Uma resposta à proliferação de conteúdo enganoso

Esta decisão surge num contexto de forte circulação de conteúdos falsos desde o início da ofensiva contra o Irão liderada por Israel e pelos Estados Unidos. No redes sociaismuitos vídeos apresentados como cenas de combate ou ataques militares acabaram sendo inteiramente gerados por inteligência artificial.


A rede social X toma medidas contra a desinformação sobre a guerra no Médio Oriente – © DR

Para X, o objetivo é claro: preservar a autenticidade das informações em tempos de crise. A plataforma também convida os utilizadores a denunciar conteúdos suspeitos, ao mesmo tempo que afirma adaptar continuamente as suas regras para manter a confiança do público. Apesar destes esforços, a desinformação continua a espalhar-se massivamente.

Imagens falsificadas e vídeos desviados: um mecanismo bem estabelecido

O fenômeno não se limita aos vídeos. Imagens falsificadas, por vezes muito credíveis, também circulam em grande escala. Um caso emblemático chamou a atenção dos investigadores: uma suposta imagem de satélite que mostra uma base militar americana destruída no Qatar.

Segundo a Agence France-Presse, esta imagem foi transmitida pelo diário iraniano Tehran Times, de língua inglesa. Após a verificação, descobriu-se que era uma montagem gerada por IA baseada em uma imagem antiga do Google Earth de uma base no Bahrein. Apesar dessas inconsistências, o visual foi visto milhões de vezes.

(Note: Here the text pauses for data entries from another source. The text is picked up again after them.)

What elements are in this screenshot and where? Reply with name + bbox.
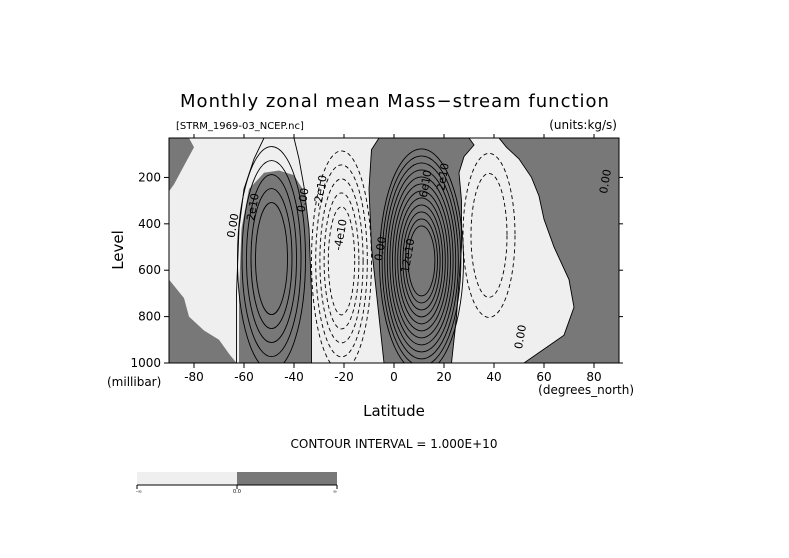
y-tick-label: 400 [138,217,161,231]
colorbar-positive-swatch [237,472,337,485]
chart-source-file: [STRM_1969-03_NCEP.nc] [176,121,304,132]
x-tick-label: 60 [536,370,551,384]
contour-label: 2e10 [244,192,262,222]
contour-label: 0.00 [372,236,389,262]
south-ferrel-cell-contour [327,206,356,316]
contour-label: 6e10 [417,169,435,199]
south-ferrel-cell-contour [311,150,372,363]
x-tick-label: -80 [184,370,204,384]
hadley-cell-contour [402,211,441,311]
x-tick-label: 20 [436,370,451,384]
colorbar: -∞ 0.0 ∞ [136,472,338,495]
colorbar-label-max: ∞ [333,489,337,495]
x-tick-label: -20 [334,370,354,384]
north-ferrel-cell-contour [462,152,516,318]
colorbar-label-min: -∞ [136,489,142,495]
y-axis-units: (millibar) [107,375,161,389]
contour-label: 2e10 [434,162,452,192]
shade-south-pole-top [169,138,194,192]
south-direct-cell-contour [250,188,293,330]
y-tick-label: 200 [138,170,161,184]
y-axis: 200 400 600 800 1000 [130,170,623,370]
zero-contour [368,138,385,363]
x-tick-label: -40 [284,370,304,384]
contour-label: 12e10 [399,237,418,273]
hadley-cell-contour [394,190,449,332]
colorbar-label-zero: 0.0 [233,489,241,495]
contour-interval-note: CONTOUR INTERVAL = 1.000E+10 [291,437,498,451]
south-ferrel-cell-contour [323,192,360,330]
contour-label: 0.00 [597,168,614,194]
south-ferrel-cell-contour [315,164,368,358]
chart-units: (units:kg/s) [549,118,617,132]
south-direct-cell-contour [241,160,302,358]
y-tick-label: 800 [138,310,161,324]
hadley-cell-contour [399,204,444,318]
hadley-cell-contour [405,218,438,304]
x-axis-label: Latitude [363,402,425,420]
hadley-cell-contour [386,169,457,353]
x-axis-units: (degrees_north) [538,383,634,397]
hadley-cell-contour [389,176,454,346]
y-tick-label: 1000 [130,356,161,370]
chart-title: Monthly zonal mean Mass−stream function [180,91,610,112]
x-tick-label: 40 [486,370,501,384]
hadley-cell-contour [407,225,436,297]
hadley-cell-contour [384,162,459,360]
contour-label: -4e10 [331,218,349,252]
contour-label: -2e10 [311,174,329,208]
contour-label: 0.00 [295,187,312,213]
south-direct-cell-contour [246,174,297,344]
hadley-cell-contour [379,148,464,363]
zero-contour [498,138,575,363]
zero-contour [236,138,265,363]
y-axis-label: Level [109,230,127,270]
hadley-cell-contour [392,183,451,339]
shade-south-pole-bottom [169,279,237,363]
x-tick-label: 80 [586,370,601,384]
contour-label: 0.00 [225,212,242,238]
north-ferrel-cell-contour [470,172,508,298]
x-tick-label: 0 [390,370,398,384]
contour-label: 0.00 [512,324,529,350]
south-direct-cell-contour [255,202,288,316]
south-ferrel-cell-contour [319,178,364,344]
hadley-cell-contour [397,197,446,325]
x-axis: -80 -60 -40 -20 0 20 40 60 80 [184,134,602,384]
zero-contour [293,138,312,363]
y-tick-label: 600 [138,263,161,277]
shade-north-region [499,138,619,363]
zero-contour [451,138,475,363]
x-tick-label: -60 [234,370,254,384]
colorbar-negative-swatch [137,472,237,485]
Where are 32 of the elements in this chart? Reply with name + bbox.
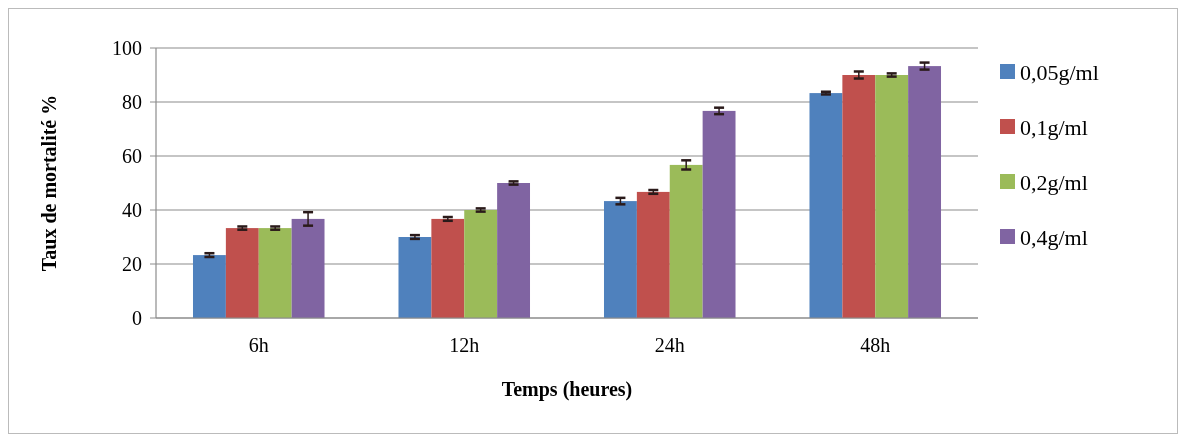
y-axis-title: Taux de mortalité % bbox=[38, 94, 60, 272]
bar bbox=[431, 218, 465, 318]
bar bbox=[875, 75, 909, 318]
bar bbox=[669, 164, 703, 318]
y-tick-label: 40 bbox=[122, 199, 142, 221]
bar bbox=[464, 210, 498, 318]
legend-label: 0,4g/ml bbox=[1020, 224, 1088, 250]
y-tick-label: 80 bbox=[122, 91, 142, 113]
bar bbox=[225, 228, 259, 318]
bar bbox=[636, 191, 670, 318]
y-tick-label: 20 bbox=[122, 253, 142, 275]
bar bbox=[291, 218, 325, 318]
bar bbox=[809, 93, 843, 318]
x-axis-title: Temps (heures) bbox=[501, 378, 633, 401]
x-tick-label: 6h bbox=[248, 334, 269, 356]
bar bbox=[192, 255, 226, 318]
bar bbox=[603, 201, 637, 318]
x-tick-label: 48h bbox=[860, 334, 891, 356]
bar bbox=[497, 183, 531, 318]
y-tick-label: 0 bbox=[132, 307, 142, 329]
bar bbox=[398, 237, 432, 318]
legend-label: 0,2g/ml bbox=[1020, 169, 1088, 195]
legend-label: 0,1g/ml bbox=[1020, 114, 1088, 140]
y-tick-label: 100 bbox=[112, 37, 142, 59]
bar bbox=[908, 66, 942, 318]
bar bbox=[842, 75, 876, 318]
x-tick-label: 12h bbox=[449, 334, 480, 356]
bar bbox=[702, 110, 736, 318]
y-tick-label: 60 bbox=[122, 145, 142, 167]
legend-label: 0,05g/ml bbox=[1020, 59, 1099, 85]
bar bbox=[258, 228, 292, 318]
x-tick-label: 24h bbox=[654, 334, 685, 356]
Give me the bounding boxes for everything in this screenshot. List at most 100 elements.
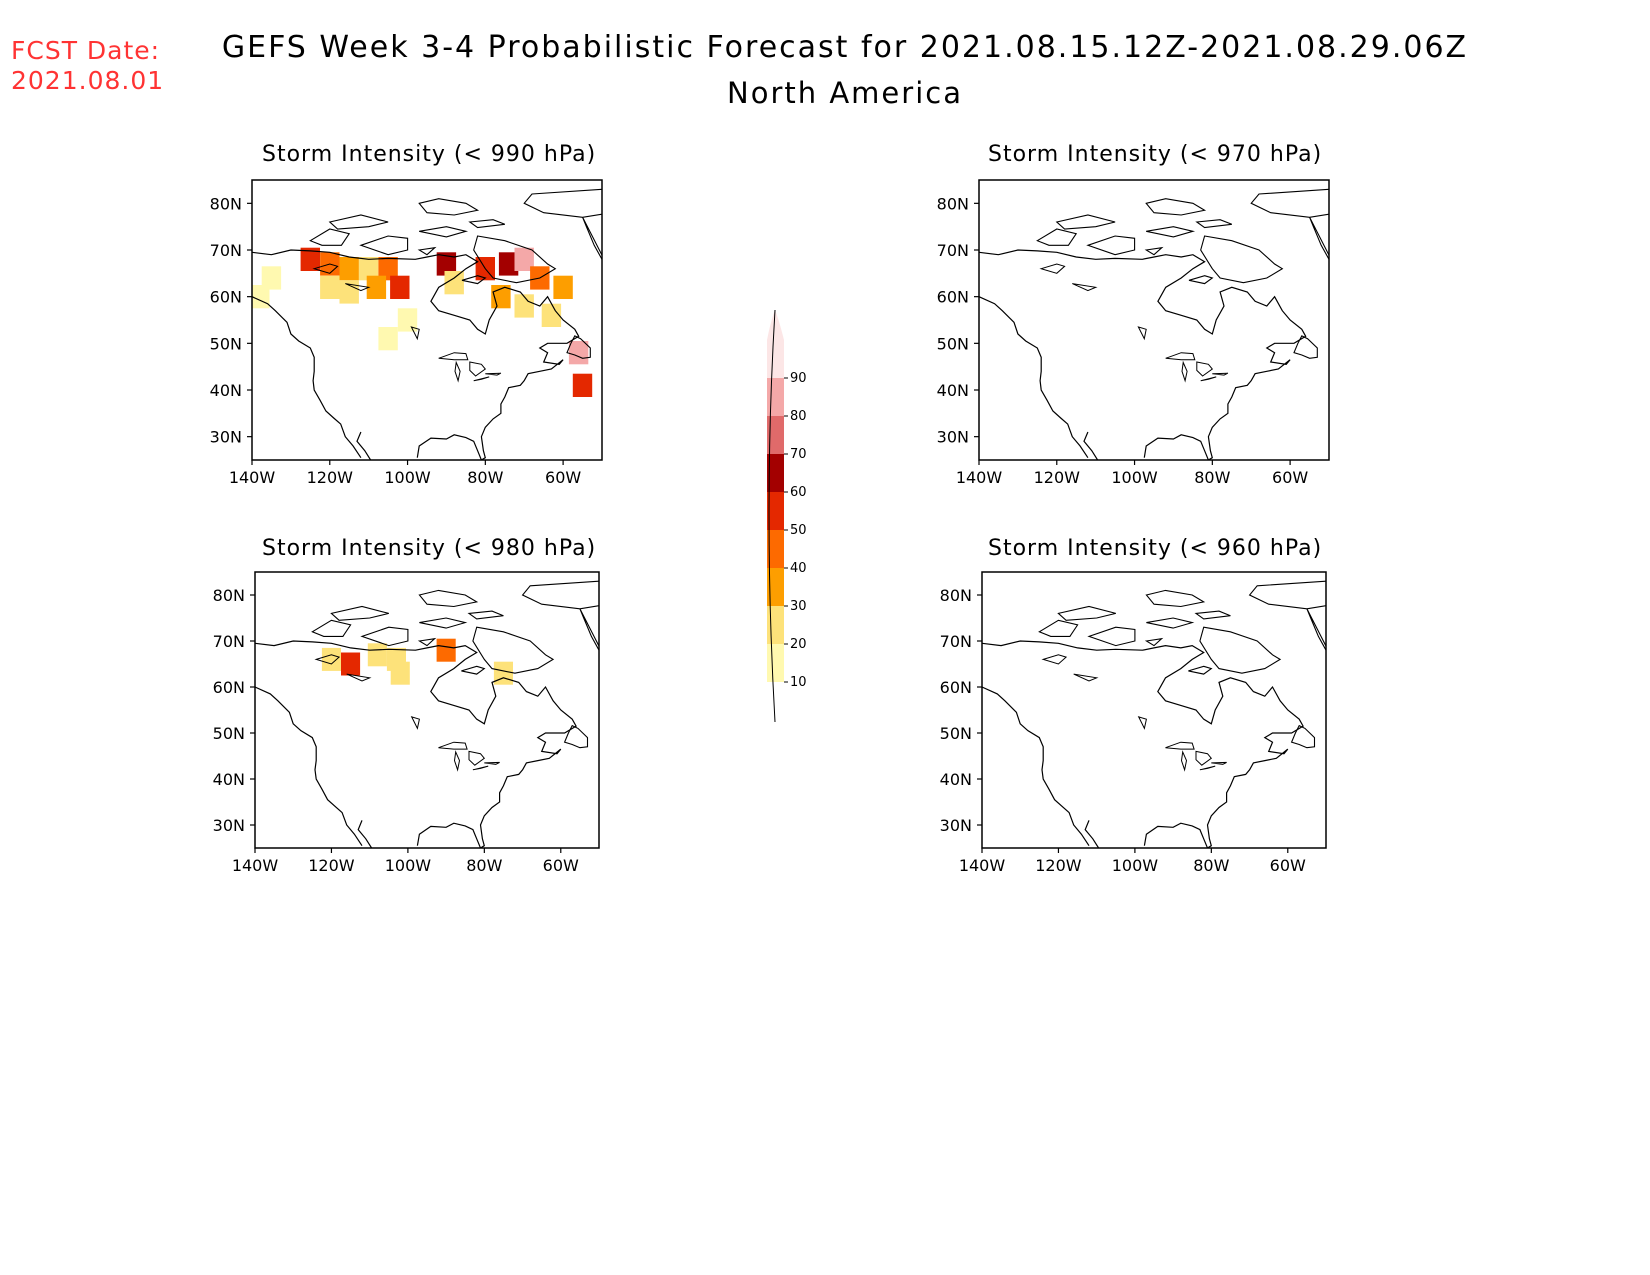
lat-tick-label: 60N xyxy=(210,288,242,307)
lon-tick-label: 100W xyxy=(1112,856,1159,875)
probability-cell xyxy=(339,280,359,304)
island-outline xyxy=(1087,626,1136,647)
lake-outline xyxy=(1073,673,1099,682)
island-outline xyxy=(1293,335,1318,359)
probability-cell xyxy=(541,303,562,327)
island-outline xyxy=(467,610,504,620)
lon-tick-label: 60W xyxy=(545,468,581,487)
probability-cell xyxy=(493,661,513,685)
lake-outline xyxy=(1041,654,1068,665)
lon-tick-label: 140W xyxy=(959,856,1006,875)
lake-outline xyxy=(485,372,502,376)
island-outline xyxy=(1144,637,1164,647)
lake-outline xyxy=(345,283,371,292)
lake-outline xyxy=(484,761,500,765)
lon-tick-label: 120W xyxy=(1035,856,1082,875)
lat-tick-label: 40N xyxy=(213,770,245,789)
lake-outline xyxy=(410,326,420,341)
lon-tick-label: 100W xyxy=(385,856,432,875)
lake-outline xyxy=(1137,716,1147,730)
lat-tick-label: 70N xyxy=(937,241,969,260)
island-outline xyxy=(330,605,389,621)
probability-cell xyxy=(436,638,456,662)
colorbar-swatch xyxy=(767,416,784,454)
island-outline xyxy=(1250,188,1329,218)
coastline xyxy=(252,249,580,460)
probability-cell xyxy=(366,275,387,299)
colorbar-swatch xyxy=(767,454,784,492)
lat-tick-label: 50N xyxy=(937,334,969,353)
lat-tick-label: 40N xyxy=(937,381,969,400)
island-outline xyxy=(563,724,589,749)
island-outline xyxy=(1038,619,1079,637)
island-outline xyxy=(1146,226,1196,238)
island-outline xyxy=(1057,605,1116,621)
forecast-date-value: 2021.08.01 xyxy=(11,66,165,95)
island-outline xyxy=(1188,665,1213,675)
probability-cell xyxy=(553,275,573,299)
lon-tick-label: 140W xyxy=(956,468,1003,487)
page-title: GEFS Week 3-4 Probabilistic Forecast for… xyxy=(221,30,1469,65)
colorbar-swatch xyxy=(767,606,784,644)
probability-cell xyxy=(261,266,282,290)
island-outline xyxy=(579,608,599,652)
island-outline xyxy=(418,198,480,216)
probability-cell xyxy=(300,247,320,271)
colorbar-label: 80 xyxy=(790,409,807,424)
probability-cell xyxy=(341,652,361,676)
lat-tick-label: 30N xyxy=(210,428,242,447)
map-frame xyxy=(251,179,603,461)
colorbar-label: 20 xyxy=(790,637,807,652)
island-outline xyxy=(1145,589,1206,608)
island-outline xyxy=(468,219,506,229)
lake-outline xyxy=(1165,352,1196,361)
lon-tick-label: 120W xyxy=(1034,468,1081,487)
coastline xyxy=(255,640,577,848)
probability-cell xyxy=(436,252,457,276)
lat-tick-label: 30N xyxy=(213,816,245,835)
panel-title-980: Storm Intensity (< 980 hPa) xyxy=(262,536,597,561)
island-outline xyxy=(473,235,557,284)
lat-tick-label: 60N xyxy=(937,288,969,307)
lat-tick-label: 80N xyxy=(940,586,972,605)
island-outline xyxy=(1194,610,1231,620)
lake-outline xyxy=(1181,360,1188,383)
island-outline xyxy=(1188,275,1214,285)
island-outline xyxy=(521,580,599,610)
colorbar-label: 10 xyxy=(790,675,807,690)
lake-outline xyxy=(438,352,469,361)
lake-outline xyxy=(1199,765,1216,771)
forecast-date-label: FCST Date: xyxy=(11,36,161,65)
lake-outline xyxy=(469,361,487,377)
lat-tick-label: 80N xyxy=(937,194,969,213)
lat-tick-label: 70N xyxy=(940,632,972,651)
island-outline xyxy=(1199,626,1282,674)
colorbar-label: 90 xyxy=(790,371,807,386)
lake-outline xyxy=(1039,263,1066,274)
colorbar-swatch xyxy=(767,378,784,416)
lon-tick-label: 80W xyxy=(466,856,502,875)
lat-tick-label: 30N xyxy=(940,816,972,835)
map-panel-960: 80N 70N 60N 50N 40N 30N 140W 120W 100W 80W 60W xyxy=(940,571,1327,875)
probability-cell xyxy=(339,257,359,281)
island-outline xyxy=(360,626,409,647)
lake-outline xyxy=(1180,750,1188,772)
lake-outline xyxy=(1212,372,1229,376)
island-outline xyxy=(311,619,352,637)
panel-title-960: Storm Intensity (< 960 hPa) xyxy=(988,536,1323,561)
lake-outline xyxy=(468,750,486,766)
map-frame xyxy=(254,571,600,849)
coastline xyxy=(356,431,372,460)
map-frame xyxy=(978,179,1330,461)
map-panel-990: 80N 70N 60N 50N 40N 30N 140W 120W 100W 80W 60W xyxy=(210,179,603,487)
lat-tick-label: 40N xyxy=(940,770,972,789)
panel-title-970: Storm Intensity (< 970 hPa) xyxy=(988,142,1323,167)
island-outline xyxy=(523,188,602,218)
colorbar-label: 30 xyxy=(790,599,807,614)
probability-cell xyxy=(572,373,593,397)
probability-cell xyxy=(444,271,464,295)
probability-cell xyxy=(378,257,398,281)
lon-tick-label: 140W xyxy=(232,856,279,875)
island-outline xyxy=(1195,219,1233,229)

Além disso, alguns vídeos virais apresentados como imagens de conflito são, na verdade, provenientes de videojogos como Arma 3. O governador do Texas, Greg Abbott, viu-se no centro da confusão depois de partilhar um vídeo que considerou autêntico e ligado às tensões com o Irão. Rapidamente, verificações e anotações adicionadas ao X estabeleceram que a sequência não veio de um conflito real, mas sim do videogame War Thunder, inspirado no combate da Segunda Guerra Mundial. A postagem foi excluída logo depois, junto com uma correção esclarecendo o erro. Segundo o site de análise NewsGuard, conteúdos enganosos ligados a este conflito acumularam mais de 21 milhões de visualizações nas redes sociais.

Aprenda a evitar armadilhas visuais

Diante disso avalanche de imagens e vídeos manipulados, especialistas insistem: os internautas não estão desamparados. Certos índices permitem identificar conteúdos gerados por inteligência artificial.

Entre os reflexos a adotar:

  • Verifique se há inconsistências visuais (objetos distorcidos, proporções anormais)

  • Observe o luz e as sombras

  • Tenha cuidado com detalhes borrados ou ilegíveis

  • Afaste-se das imagens excessivamente espetaculares

Tantos sinais fracos que podem trair a fabricação artificial.

Informação, uma arma estratégica

A ascensão da inteligência artificial está transformando profundamente a forma como os conflitos são contados online. Imagens de satélite manipuladas, sequências de videojogos ou vídeos inteiramente gerados: a fronteira entre a realidade e a ficção torna-se cada vez mais difícil de discernir.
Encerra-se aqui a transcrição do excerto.